Nasza Loteria NaM - pasek na kartach artykułów

Truskawkowa demokracja samorządowa

mentos88
mentos88
Czyżby obecne wydarzenia zapowiadały zmierzch władzy w "Mieście wschodzącego słońca"?
Czyżby obecne wydarzenia zapowiadały zmierzch władzy w "Mieście wschodzącego słońca"? K. Rutkowski
Ostatnie wydarzenia w stolicy Podlaskiego pokazują, że informacje odnośnie samorządu wpajane nam na lekcjach WOS można w naszym mieście traktować jako czystą teorię. Czyżby ptaszki na stołkach zaczęły obrastać w piórka?

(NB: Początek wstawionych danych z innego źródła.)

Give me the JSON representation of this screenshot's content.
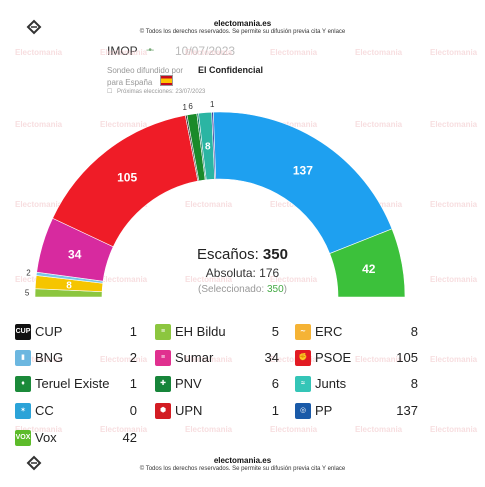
{
  "header": {
    "brand": "electomania.es",
    "notice": "© Todos los derechos reservados. Se permite su difusión previa cita Y enlace"
  },
  "poll": {
    "pollster": "IMOP",
    "date": "10/07/2023",
    "diffused_by": "Sondeo difundido por",
    "media": "El Confidencial",
    "for_country": "para España",
    "next_elections": "Próximas elecciones: 23/07/2023"
  },
  "summary": {
    "seats_label": "Escaños:",
    "seats_total": "350",
    "majority_label": "Absoluta: 176",
    "selected_prefix": "(Seleccionado: ",
    "selected_value": "350",
    "selected_suffix": ")"
  },
  "footer": {
    "brand": "electomania.es",
    "notice": "© Todos los derechos reservados. Se permite su difusión previa cita Y enlace"
  },
  "watermark": "Electomania",
  "chart_data": {
    "type": "parliament",
    "total_seats": 350,
    "parties": [
      {
        "name": "Vox",
        "seats": 42,
        "color": "#63be21"
      },
      {
        "name": "CC",
        "seats": 0,
        "color": "#ffd700"
      },
      {
        "name": "UPN",
        "seats": 1,
        "color": "#d31c23"
      },
      {
        "name": "Teruel Existe",
        "seats": 1,
        "color": "#00745d"
      },
      {
        "name": "PP",
        "seats": 137,
        "color": "#1f9bf0"
      },
      {
        "name": "BNG",
        "seats": 2,
        "color": "#7ac5e8"
      },
      {
        "name": "Sumar",
        "seats": 34,
        "color": "#d72a9f"
      },
      {
        "name": "PSOE",
        "seats": 105,
        "color": "#ef1c27"
      },
      {
        "name": "EH Bildu",
        "seats": 5,
        "color": "#8cc63f"
      },
      {
        "name": "ERC",
        "seats": 8,
        "color": "#f5b335"
      },
      {
        "name": "Junts",
        "seats": 8,
        "color": "#22b4a9"
      },
      {
        "name": "PNV",
        "seats": 6,
        "color": "#138a3a"
      },
      {
        "name": "CUP",
        "seats": 1,
        "color": "#222222"
      }
    ],
    "arc_order": [
      {
        "name": "EH Bildu",
        "seats": 5,
        "color": "#8cc63f",
        "label": "5"
      },
      {
        "name": "ERC",
        "seats": 8,
        "color": "#f5c500",
        "label": "8"
      },
      {
        "name": "BNG",
        "seats": 2,
        "color": "#7ac5e8",
        "label": "2"
      },
      {
        "name": "Sumar",
        "seats": 34,
        "color": "#d72a9f",
        "label": "34"
      },
      {
        "name": "PSOE",
        "seats": 105,
        "color": "#ef1c27",
        "label": "105"
      },
      {
        "name": "CUP",
        "seats": 1,
        "color": "#333333",
        "label": "1"
      },
      {
        "name": "PNV",
        "seats": 6,
        "color": "#1a8a2a",
        "label": "6"
      },
      {
        "name": "Teruel Existe",
        "seats": 1,
        "color": "#00745d",
        "label": ""
      },
      {
        "name": "Junts",
        "seats": 8,
        "color": "#2bb5a3",
        "label": "8"
      },
      {
        "name": "UPN",
        "seats": 1,
        "color": "#333399",
        "label": "1"
      },
      {
        "name": "CC",
        "seats": 0,
        "color": "#ffd700",
        "label": ""
      },
      {
        "name": "PP",
        "seats": 137,
        "color": "#1ea0f0",
        "label": "137"
      },
      {
        "name": "Vox",
        "seats": 42,
        "color": "#3cc13b",
        "label": "42"
      }
    ],
    "legend": [
      {
        "name": "CUP",
        "seats": "1",
        "icon": "cup-icon",
        "color": "#111111",
        "glyph": "CUP"
      },
      {
        "name": "EH Bildu",
        "seats": "5",
        "icon": "eh-bildu-icon",
        "color": "#8cc63f",
        "glyph": "≡"
      },
      {
        "name": "ERC",
        "seats": "8",
        "icon": "erc-icon",
        "color": "#f5b335",
        "glyph": "∼"
      },
      {
        "name": "BNG",
        "seats": "2",
        "icon": "bng-icon",
        "color": "#6cb7e0",
        "glyph": "▮"
      },
      {
        "name": "Sumar",
        "seats": "34",
        "icon": "sumar-icon",
        "color": "#e0308f",
        "glyph": "≡"
      },
      {
        "name": "PSOE",
        "seats": "105",
        "icon": "psoe-icon",
        "color": "#e21b23",
        "glyph": "✊"
      },
      {
        "name": "Teruel Existe",
        "seats": "1",
        "icon": "teruel-existe-icon",
        "color": "#1b8a3a",
        "glyph": "♦"
      },
      {
        "name": "PNV",
        "seats": "6",
        "icon": "pnv-icon",
        "color": "#17853a",
        "glyph": "✚"
      },
      {
        "name": "Junts",
        "seats": "8",
        "icon": "junts-icon",
        "color": "#34c5b7",
        "glyph": "≈"
      },
      {
        "name": "CC",
        "seats": "0",
        "icon": "cc-icon",
        "color": "#2ba3d8",
        "glyph": "✶"
      },
      {
        "name": "UPN",
        "seats": "1",
        "icon": "upn-icon",
        "color": "#d31c23",
        "glyph": "⬢"
      },
      {
        "name": "PP",
        "seats": "137",
        "icon": "pp-icon",
        "color": "#1a5aa8",
        "glyph": "◎"
      },
      {
        "name": "Vox",
        "seats": "42",
        "icon": "vox-icon",
        "color": "#5dbb2a",
        "glyph": "VOX"
      }
    ]
  }
}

Pamiętam dokładnie ostatnią kampanię wyborczą przed wyborami samorządowymi. Co więcej – nawet aktywnie brałem w niej udział – z czego bynajmniej dumny nie jestem. Na ankiety, obietnice, setki billboardów i niekwestionowane zwycięstwo najwyższego szczeblem urzędnika w gmachu przy ulicy Słonimskiej patrzę dziś z ironicznym uśmiechem.
 Szkoda mi nie tylko straconego czasu, ale też kilku młodych ludzi, którzy o zasadach gry dowiedzieli się dopiero po założeniu klubowych strojów i wyjściu na murawę. Szatnię opuszczali pełni entuzjazmu, z nadzieją, że będą mogli się wykazać. Okazało się jednak, że trener traktuje swoich ludzi jak piłkarzyki w grze na konsolę – sterując nimi za pomocą joysticka z przyciskiem „dyscyplina partyjna". 

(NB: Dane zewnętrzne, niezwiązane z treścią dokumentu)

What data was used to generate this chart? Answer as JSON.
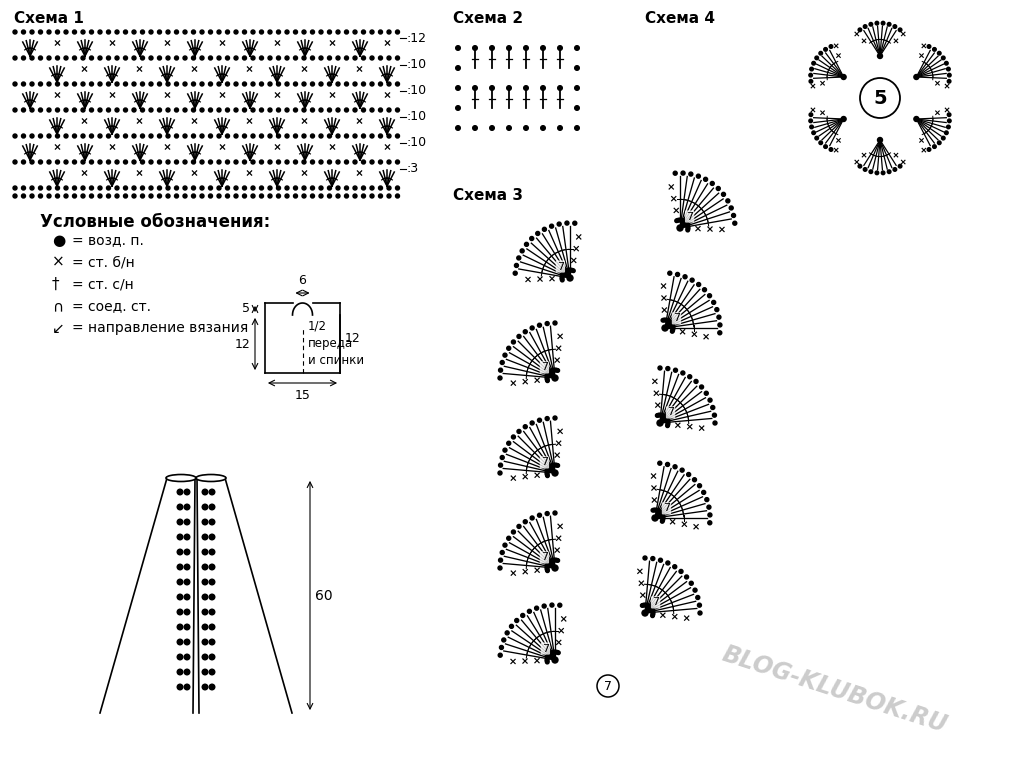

 Pominę już fakt, że na jeden z tegorocznych sesji Rady Miejskiej jednocześnie podniesiono ceny biletów komunikacji miejskiej i kart parkingowych, a następnie przeznaczono 2 mln zł na imprezę, którą krytykuje blisko połowa mieszkańców miasta.
Druga połowa dopiero wyrabia sobie na jej temat opinię, bo wcześniej nie dane było jej słyszeć o wspaniałym festiwalu za miejskie pieniądze. Nie obeszło się i tutaj bez pomocy „joysticka" – kiedy niektórzy chcieli wypowiedzieć swoje veto. Cudem uchowało się przy tym kilka szkół średnich.
Miasto bardzo chętnie pozbywa się kłopotliwych w ich mniemaniu zobowiązań finansowych, jednocześnie wciąż napędzając mechanizm biurokracji. Czy takiego Białegostoku chcieliśmy?
Czy chcieliśmy żyć w mieście, którego aktywni mieszkańcy zrzeszeni w organizacjach pozarządowych z pozycji partnerów zostali zepchnięci do roli kłopotliwych petentów?  Tak ma wyglądać "pomost" łączący Wschód z Zachodem? Chyba nie bardzo...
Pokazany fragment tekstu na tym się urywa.